После этого триумф вылился на форум Тавра — самую большую площадь в Константинополе с высоченной витой колонной императора Феодосия посредине. Император Константин, заботясь о развлечении толпы, часто велел сбрасывать с этой колонны приговоренных к смерти. Собиралось огромное множество зевак, зрелище было жуткое. На форуме Тавра триумфальная процессия разделилась. Пока императора принимали возле Модия, а потом возле церкви Девы Дьякониссы, где он потом вместе с патриархом совершал трапезу, из колонны триумфа отделены были болгарские пленники и направлены к Филадельфию, а основное шествие двигалось дальше вниз по улице, ведшей к форуму Быка.

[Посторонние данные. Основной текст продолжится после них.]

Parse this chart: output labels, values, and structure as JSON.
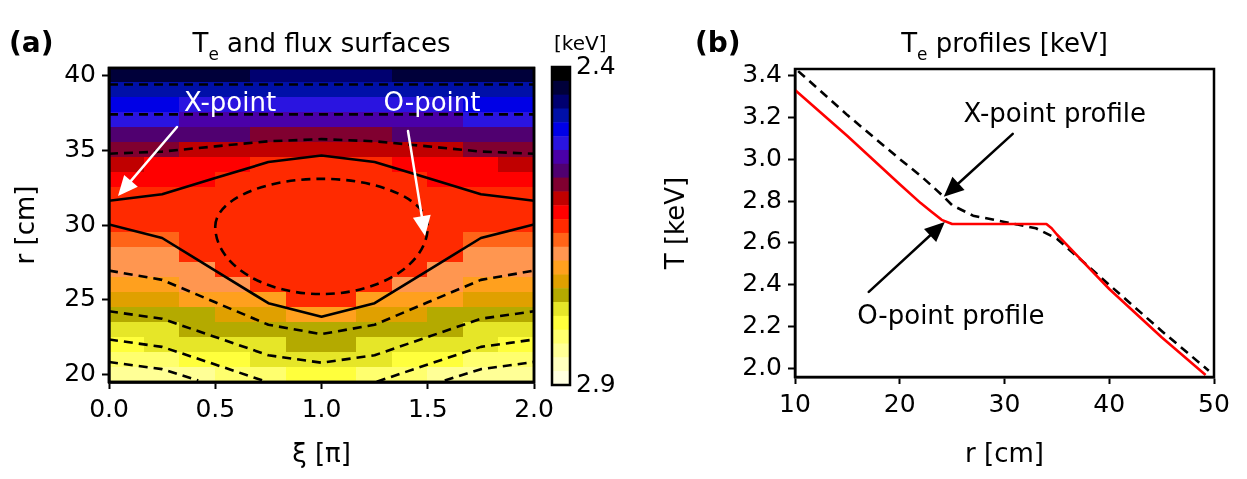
{
  "chart_data": [
    {
      "type": "heatmap",
      "clabel": "[keV]",
      "categories": [
        null,
        null,
        null,
        null,
        null,
        null,
        null,
        null,
        null,
        null,
        null,
        null
      ],
      "y_categories": [
        null,
        null,
        null,
        null,
        null,
        null,
        null,
        null,
        null,
        null,
        null,
        null,
        null,
        null,
        null,
        null,
        null,
        null,
        null,
        null,
        null
      ],
      "cells": [
        [
          2.43,
          2.43,
          2.44,
          2.44,
          2.45,
          2.45,
          2.45,
          2.45,
          2.44,
          2.44,
          2.43,
          2.43
        ],
        [
          2.47,
          2.47,
          2.47,
          2.47,
          2.48,
          2.48,
          2.48,
          2.48,
          2.47,
          2.47,
          2.47,
          2.47
        ],
        [
          2.5,
          2.5,
          2.51,
          2.51,
          2.51,
          2.51,
          2.51,
          2.51,
          2.51,
          2.51,
          2.5,
          2.5
        ],
        [
          2.53,
          2.53,
          2.54,
          2.54,
          2.55,
          2.55,
          2.55,
          2.55,
          2.54,
          2.54,
          2.53,
          2.53
        ],
        [
          2.56,
          2.56,
          2.57,
          2.57,
          2.58,
          2.58,
          2.58,
          2.58,
          2.57,
          2.57,
          2.56,
          2.56
        ],
        [
          2.59,
          2.59,
          2.6,
          2.6,
          2.61,
          2.61,
          2.61,
          2.61,
          2.6,
          2.6,
          2.59,
          2.59
        ],
        [
          2.61,
          2.62,
          2.62,
          2.62,
          2.65,
          2.65,
          2.65,
          2.65,
          2.62,
          2.62,
          2.62,
          2.61
        ],
        [
          2.63,
          2.63,
          2.63,
          2.65,
          2.65,
          2.65,
          2.65,
          2.65,
          2.65,
          2.63,
          2.63,
          2.63
        ],
        [
          2.64,
          2.64,
          2.65,
          2.65,
          2.65,
          2.65,
          2.65,
          2.65,
          2.65,
          2.65,
          2.64,
          2.64
        ],
        [
          2.65,
          2.65,
          2.65,
          2.65,
          2.65,
          2.65,
          2.65,
          2.65,
          2.65,
          2.65,
          2.65,
          2.65
        ],
        [
          2.65,
          2.65,
          2.65,
          2.65,
          2.65,
          2.65,
          2.65,
          2.65,
          2.65,
          2.65,
          2.65,
          2.65
        ],
        [
          2.68,
          2.68,
          2.65,
          2.65,
          2.65,
          2.65,
          2.65,
          2.65,
          2.65,
          2.65,
          2.68,
          2.68
        ],
        [
          2.69,
          2.69,
          2.65,
          2.65,
          2.65,
          2.65,
          2.65,
          2.65,
          2.65,
          2.65,
          2.69,
          2.69
        ],
        [
          2.7,
          2.69,
          2.69,
          2.65,
          2.65,
          2.65,
          2.65,
          2.65,
          2.65,
          2.69,
          2.69,
          2.7
        ],
        [
          2.72,
          2.71,
          2.7,
          2.7,
          2.65,
          2.65,
          2.65,
          2.65,
          2.7,
          2.7,
          2.71,
          2.72
        ],
        [
          2.73,
          2.73,
          2.72,
          2.72,
          2.71,
          2.65,
          2.65,
          2.71,
          2.72,
          2.72,
          2.73,
          2.73
        ],
        [
          2.76,
          2.75,
          2.75,
          2.74,
          2.73,
          2.72,
          2.72,
          2.73,
          2.74,
          2.75,
          2.75,
          2.76
        ],
        [
          2.77,
          2.77,
          2.76,
          2.76,
          2.75,
          2.75,
          2.75,
          2.75,
          2.76,
          2.76,
          2.77,
          2.77
        ],
        [
          2.8,
          2.79,
          2.79,
          2.77,
          2.77,
          2.76,
          2.76,
          2.77,
          2.77,
          2.79,
          2.79,
          2.8
        ],
        [
          2.83,
          2.82,
          2.81,
          2.8,
          2.79,
          2.79,
          2.79,
          2.79,
          2.8,
          2.81,
          2.82,
          2.83
        ],
        [
          2.84,
          2.84,
          2.84,
          2.83,
          2.82,
          2.81,
          2.81,
          2.82,
          2.83,
          2.84,
          2.84,
          2.84
        ]
      ],
      "clim": [
        2.9,
        2.4
      ],
      "cticks": [
        2.4,
        2.9
      ]
    },
    {
      "type": "line",
      "title": "T$_{e}$ and flux surfaces",
      "xlabel": "ξ [π]",
      "ylabel": "r [cm]",
      "xlim": [
        0,
        2
      ],
      "xticks": [
        {
          "value": 0,
          "label": "0.0"
        },
        0.5,
        {
          "value": 1,
          "label": "1.0"
        },
        1.5,
        {
          "value": 2,
          "label": "2.0"
        }
      ],
      "ylim": [
        19.5,
        40.5
      ],
      "yticks": [
        20,
        25,
        30,
        35,
        40
      ],
      "series": [
        {
          "color": "#000000",
          "line_style": "dashed",
          "x": [
            0,
            2
          ],
          "values": [
            39.4,
            39.4
          ]
        },
        {
          "color": "#000000",
          "line_style": "dashed",
          "x": [
            0,
            2
          ],
          "values": [
            37.4,
            37.4
          ]
        },
        {
          "color": "#000000",
          "line_style": "dashed",
          "x": [
            0,
            0.25,
            0.5,
            0.75,
            1,
            1.25,
            1.5,
            1.75,
            2
          ],
          "values": [
            34.77,
            34.91,
            35.26,
            35.6,
            35.74,
            35.6,
            35.26,
            34.91,
            34.77
          ]
        },
        {
          "color": "#000000",
          "line_style": "solid",
          "x": [
            0,
            0.25,
            0.5,
            0.75,
            1,
            1.25,
            1.5,
            1.75,
            2
          ],
          "values": [
            31.62,
            32.06,
            33.14,
            34.21,
            34.65,
            34.21,
            33.14,
            32.06,
            31.62
          ]
        },
        {
          "color": "#000000",
          "line_style": "solid",
          "x": [
            0,
            0.25,
            0.5,
            0.75,
            1,
            1.25,
            1.5,
            1.75,
            2
          ],
          "values": [
            30.04,
            29.13,
            26.95,
            24.77,
            23.86,
            24.77,
            26.95,
            29.13,
            30.04
          ]
        },
        {
          "color": "#000000",
          "line_style": "dashed",
          "x": [
            0,
            0.25,
            0.5,
            0.75,
            1,
            1.25,
            1.5,
            1.75,
            2
          ],
          "values": [
            26.95,
            26.33,
            24.83,
            23.33,
            22.7,
            23.33,
            24.83,
            26.33,
            26.95
          ]
        },
        {
          "color": "#000000",
          "line_style": "dashed",
          "x": [
            0,
            0.25,
            0.5,
            0.75,
            1,
            1.25,
            1.5,
            1.75,
            2
          ],
          "values": [
            24.23,
            23.73,
            22.51,
            21.29,
            20.79,
            21.29,
            22.51,
            23.73,
            24.23
          ]
        },
        {
          "color": "#000000",
          "line_style": "dashed",
          "x": [
            0,
            0.25,
            0.5,
            0.74
          ],
          "values": [
            22.34,
            21.85,
            20.67,
            19.52
          ]
        },
        {
          "color": "#000000",
          "line_style": "dashed",
          "x": [
            1.26,
            1.5,
            1.75,
            2
          ],
          "values": [
            19.52,
            20.67,
            21.85,
            22.34
          ]
        },
        {
          "color": "#000000",
          "line_style": "dashed",
          "x": [
            0,
            0.25,
            0.42
          ],
          "values": [
            20.84,
            20.36,
            19.6
          ]
        },
        {
          "color": "#000000",
          "line_style": "dashed",
          "x": [
            1.58,
            1.75,
            2
          ],
          "values": [
            19.6,
            20.36,
            20.84
          ]
        }
      ],
      "marker": "none",
      "annotations": [
        "(a)",
        "X-point",
        "O-point"
      ]
    },
    {
      "type": "line",
      "title": "T$_{e}$ profiles [keV]",
      "xlabel": "r [cm]",
      "ylabel": "T [keV]",
      "xlim": [
        10,
        50
      ],
      "xticks": [
        10,
        20,
        30,
        40,
        50
      ],
      "ylim": [
        1.96,
        3.43
      ],
      "yticks": [
        {
          "value": 2,
          "label": "2.0"
        },
        2.2,
        2.4,
        2.6,
        2.8,
        {
          "value": 3,
          "label": "3.0"
        },
        3.2,
        3.4
      ],
      "series": [
        {
          "color": "#ff0000",
          "line_style": "solid",
          "x": [
            10,
            15,
            20,
            22,
            23,
            24,
            25,
            30,
            34,
            34.5,
            35,
            40,
            45,
            49.2
          ],
          "values": [
            3.33,
            3.11,
            2.88,
            2.79,
            2.75,
            2.71,
            2.69,
            2.69,
            2.69,
            2.67,
            2.64,
            2.38,
            2.15,
            1.97
          ]
        },
        {
          "color": "#000000",
          "line_style": "dashed",
          "x": [
            10.3,
            15,
            20,
            22,
            24,
            25,
            27,
            30,
            33,
            35,
            40,
            45,
            49.5
          ],
          "values": [
            3.42,
            3.21,
            3.0,
            2.92,
            2.83,
            2.78,
            2.73,
            2.7,
            2.67,
            2.62,
            2.4,
            2.18,
            1.99
          ]
        }
      ],
      "marker": "none",
      "annotations": [
        "(b)",
        {
          "text": "X-point profile",
          "x": 24.2,
          "y": 2.82
        },
        {
          "text": "O-point profile",
          "x": 24.3,
          "y": 2.7
        }
      ]
    }
  ]
}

Впереди пленников пущены были только трубачи, а позади с прежней мрачной невозмутимостью двигались странные евнухи с двурогими вилами на плечах. Трубы звучали резко и отрывисто, будто хищные птицы, воины, уже не сдерживаемые торжественностью общего похода, дали волю своей злобе, гнали пленных чуть ли не бегом, выталкивая вперед тех, кто сохранил больше всего силы; никто не мог понять, зачем эта перестановка, никто не знал, куда так спешат охранники; быть может, только Сивоок наконец со всей ужасающей отчетливостью понял то, чего боялся более всего: их в самом деле гнали к Амастрианскому форуму, который сегодня должен был стать не местом конской ярмарки, как всегда, а местом казни.
Перед входом в Филадельфии возвышались установленные на тетрапилоне в виде арки две огромные бронзовые руки. Обреченные должны были пройти под этими руками. Собственно, никто из болгар и не заметил странной арки, ибо сколько уже прошли они арок, эмволов, форумов, улиц, зато Сивоок слишком хорошо знал, что это за знак, он невольно отпрянул назад, попытался пропустить мимо себя хотя бы несколько пар, но старый, как трухлявое дерево, ромейский воин, который давно уже заприметил Сивоока и преследовал его чуть ли не половину пути в столицу, понял хитрость «белого болгарина» (так прозвали его ромеи) и с проклятьями выставил его в самые первые ряды.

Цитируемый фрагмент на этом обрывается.